Credo che sul caso della Bosnia-Erzegovina ci sia da riflettere tanto, nel senso che la gestione della migrazione in questo Paese in un certo senso sta risollevando una serie di temi legati agli anni ‘90 e alla fine della guerra civile in ex Jugoslavia: questa divisione amministrativa tra la Repubblica Srpska, la Federazione Croato-musulmana e i dieci cantoni sta dimostrando tutta la sua fragilità anche su questo tema, che è molto caro all’Europa, a cui la Bosnia-Erzegovina in teoria dovrebbe ambire. Inoltre bisogna anche pensare a questa sorta di “aiuto” delle organizzazioni internazionali come le Nazioni Unite: a me sembra che l’intervento dell’Oim ricordi l’intervento delle Nazioni Unite negli anni ‘90, i famosi “caschi blu” che dovevano fare da interposizione tra le parti in guerra o quantomeno salvaguardare la popolazione civile. Se dovessi esprimere con un termine quella che è la missione Oim in Bosnia-Erzegovina, direi che è un fallimento internazionale. Ci vogliono centri di accoglienza, abbiamo in media almeno 9.000 persone in uno Stato abbastanza piccolo, che ha due milioni e mezzo di abitanti. In Serbia ci sono 18 centri per l’asilo e il transito, qui in Bosnia ne abbiamo solamente 7. E questa cosa non è sopportabile su un’unica regione, questo è un problema reale».
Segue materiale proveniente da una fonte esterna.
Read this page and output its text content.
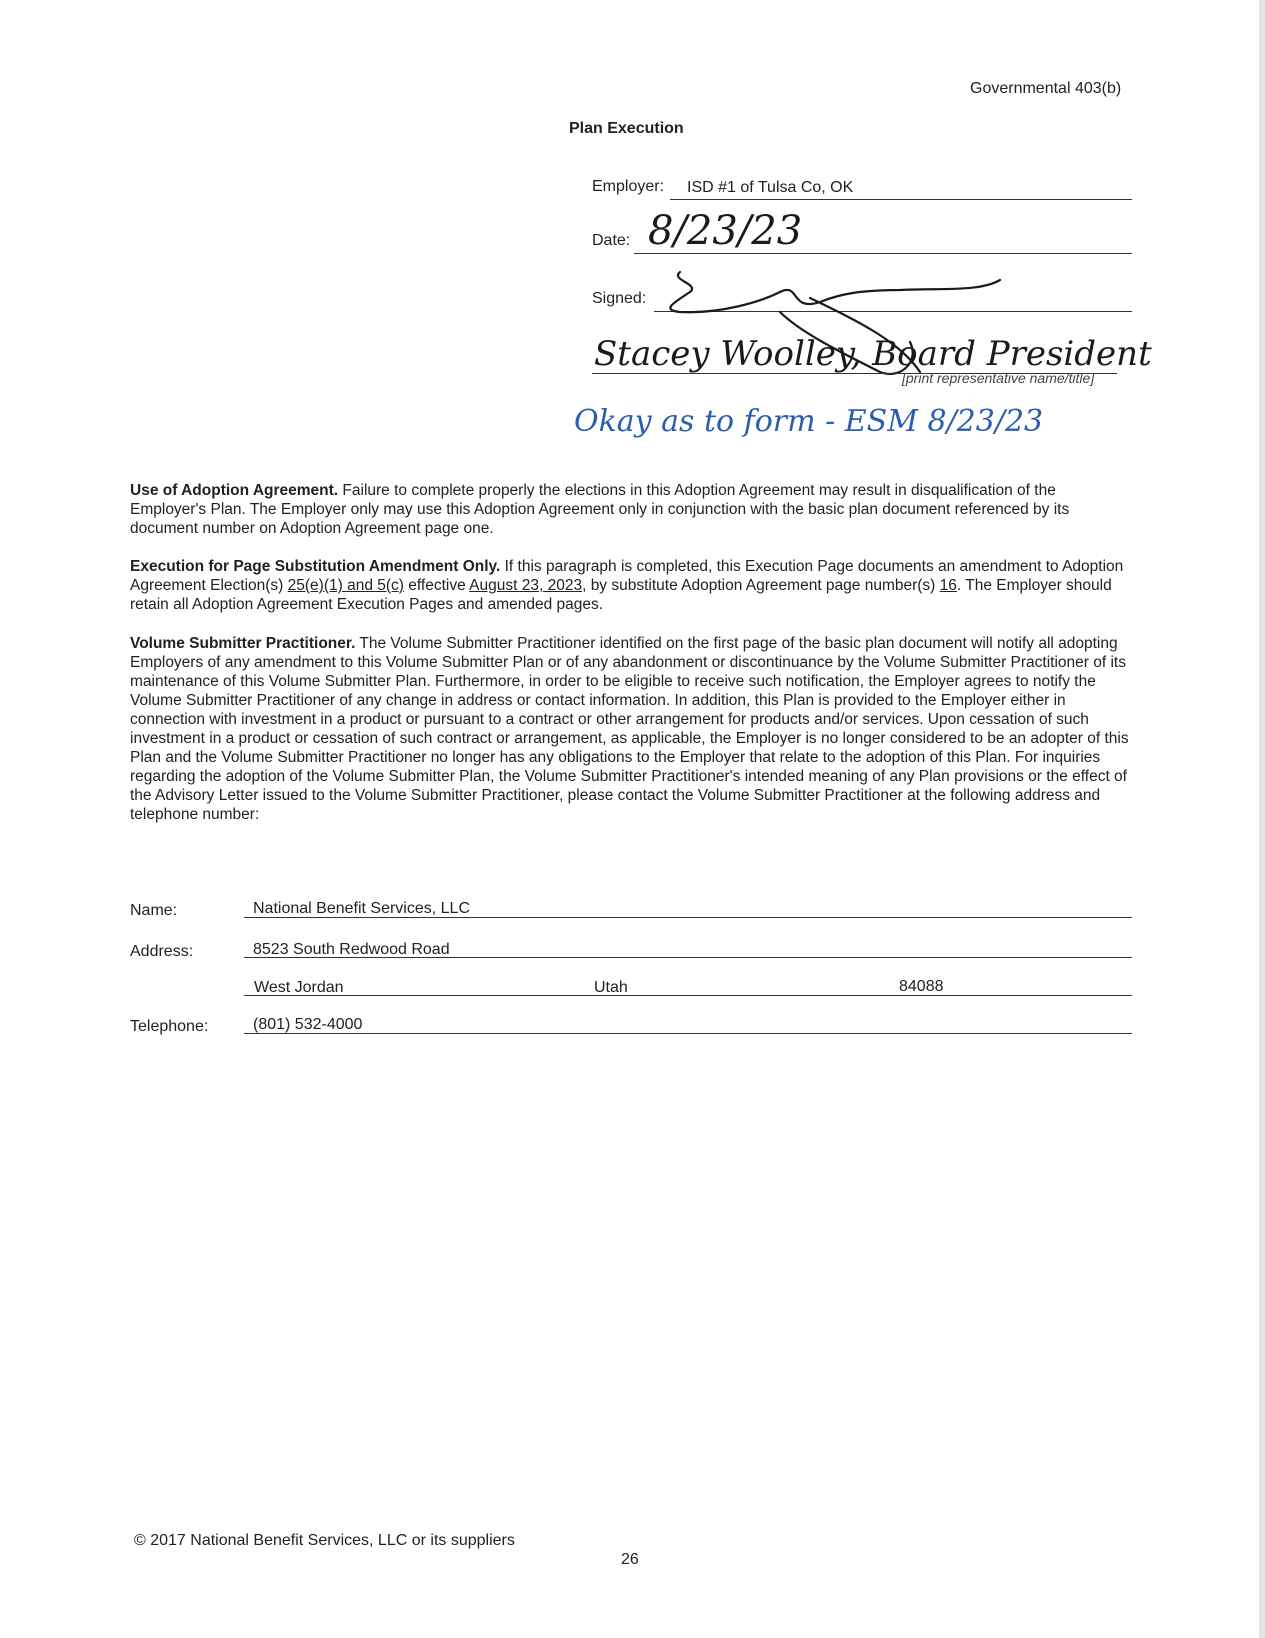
Governmental 403(b)
Plan Execution
Employer: ISD #1 of Tulsa Co, OK
Date: 8/23/23
Signed:
Stacey Woolley, Board President
[print representative name/title]
Okay as to form - ESM 8/23/23
Use of Adoption Agreement. Failure to complete properly the elections in this Adoption Agreement may result in disqualification of the Employer's Plan. The Employer only may use this Adoption Agreement only in conjunction with the basic plan document referenced by its document number on Adoption Agreement page one.
Execution for Page Substitution Amendment Only. If this paragraph is completed, this Execution Page documents an amendment to Adoption Agreement Election(s) 25(e)(1) and 5(c) effective August 23, 2023, by substitute Adoption Agreement page number(s) 16. The Employer should retain all Adoption Agreement Execution Pages and amended pages.
Volume Submitter Practitioner. The Volume Submitter Practitioner identified on the first page of the basic plan document will notify all adopting Employers of any amendment to this Volume Submitter Plan or of any abandonment or discontinuance by the Volume Submitter Practitioner of its maintenance of this Volume Submitter Plan. Furthermore, in order to be eligible to receive such notification, the Employer agrees to notify the Volume Submitter Practitioner of any change in address or contact information. In addition, this Plan is provided to the Employer either in connection with investment in a product or pursuant to a contract or other arrangement for products and/or services. Upon cessation of such investment in a product or cessation of such contract or arrangement, as applicable, the Employer is no longer considered to be an adopter of this Plan and the Volume Submitter Practitioner no longer has any obligations to the Employer that relate to the adoption of this Plan. For inquiries regarding the adoption of the Volume Submitter Plan, the Volume Submitter Practitioner's intended meaning of any Plan provisions or the effect of the Advisory Letter issued to the Volume Submitter Practitioner, please contact the Volume Submitter Practitioner at the following address and telephone number:
Name:	National Benefit Services, LLC
Address:	8523 South Redwood Road
West Jordan	Utah	84088
Telephone:	(801) 532-4000
© 2017 National Benefit Services, LLC or its suppliers
26
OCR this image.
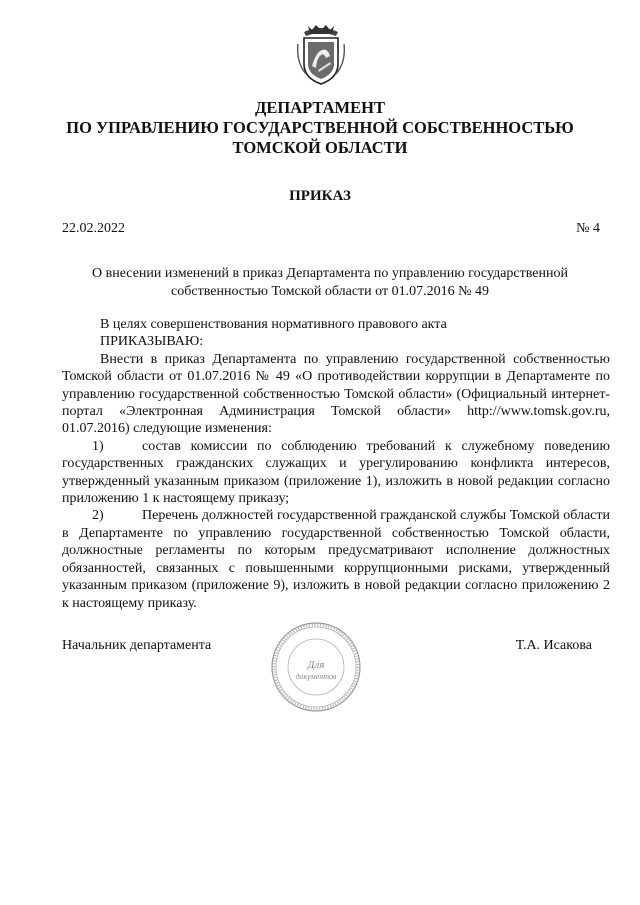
ДЕПАРТАМЕНТ
ПО УПРАВЛЕНИЮ ГОСУДАРСТВЕННОЙ СОБСТВЕННОСТЬЮ
ТОМСКОЙ ОБЛАСТИ
ПРИКАЗ
22.02.2022	№ 4
О внесении изменений в приказ Департамента по управлению государственной
собственностью Томской области от 01.07.2016 № 49

В целях совершенствования нормативного правового акта

ПРИКАЗЫВАЮ:

Внести в приказ Департамента по управлению государственной собственностью Томской области от 01.07.2016 № 49 «О противодействии коррупции в Департаменте по управлению государственной собственностью Томской области» (Официальный интернет-портал «Электронная Администрация Томской области» http://www.tomsk.gov.ru, 01.07.2016) следующие изменения:

1)	состав комиссии по соблюдению требований к служебному поведению государственных гражданских служащих и урегулированию конфликта интересов, утвержденный указанным приказом (приложение 1), изложить в новой редакции согласно приложению 1 к настоящему приказу;

2)	Перечень должностей государственной гражданской службы Томской области в Департаменте по управлению государственной собственностью Томской области, должностные регламенты по которым предусматривают исполнение должностных обязанностей, связанных с повышенными коррупционными рисками, утвержденный указанным приказом (приложение 9), изложить в новой редакции согласно приложению 2 к настоящему приказу.

Начальник департамента	Т.А. Исакова
Для
документов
Se c’è una cosa che le rotte migratorie hanno insegnato in questi decenni, è che è inutile provare a chiudere qui, chiudere là, chiudere a Nord, chiudere a Sud, perché queste rotte sono prima di tutto un fenomeno socio-culturale molto più grande del solo evento di questi ultimi anni e quindi tendono a mutare forma. Come potrebbe essere superato il blocco bosniaco, contando che appunto non possiamo immaginare ci saranno grandi aperture di confine?

«La rotta balcanica ha la caratteristica di essersi conformata alle chiusure con almeno tre diversi spostamenti nel corso degli anni, dall’Ungheria alla Croazia e alla Bosnia. La Bosnia-Erzegovina ha un confine enorme con la Croazia, veramente enorme, a nord va lungo tutta la parte dell’Erzegovina, per cui noi stiamo già assistendo a dei rivoli, dei piccoli spostamenti per cui le persone e i trafficanti, perché ricordiamoci che le rotte si basano su disegni fatti da persone che di mestiere fanno appunto traffico e trasporto, hanno già delle alternative. Ora che la Bosnia-Erzegovina blinda tutto il suo confine con la Croazia, passerà molto tempo, e credo che dei rivoli saranno quelli su altre località che non siano Bihac e Velika Kladuša, che rimangono più comode perché sono più “vicine” poi alla Slovenia e quindi all’area Schengen. C’è ancora tanto territorio da superare, volendo anche sulla fascia costiera o sulla fascia a nord del Paese, appunto con la Croazia, quindi probabilmente la Bosnia manterrà una sua importanza in termini geografici ancora per un po’».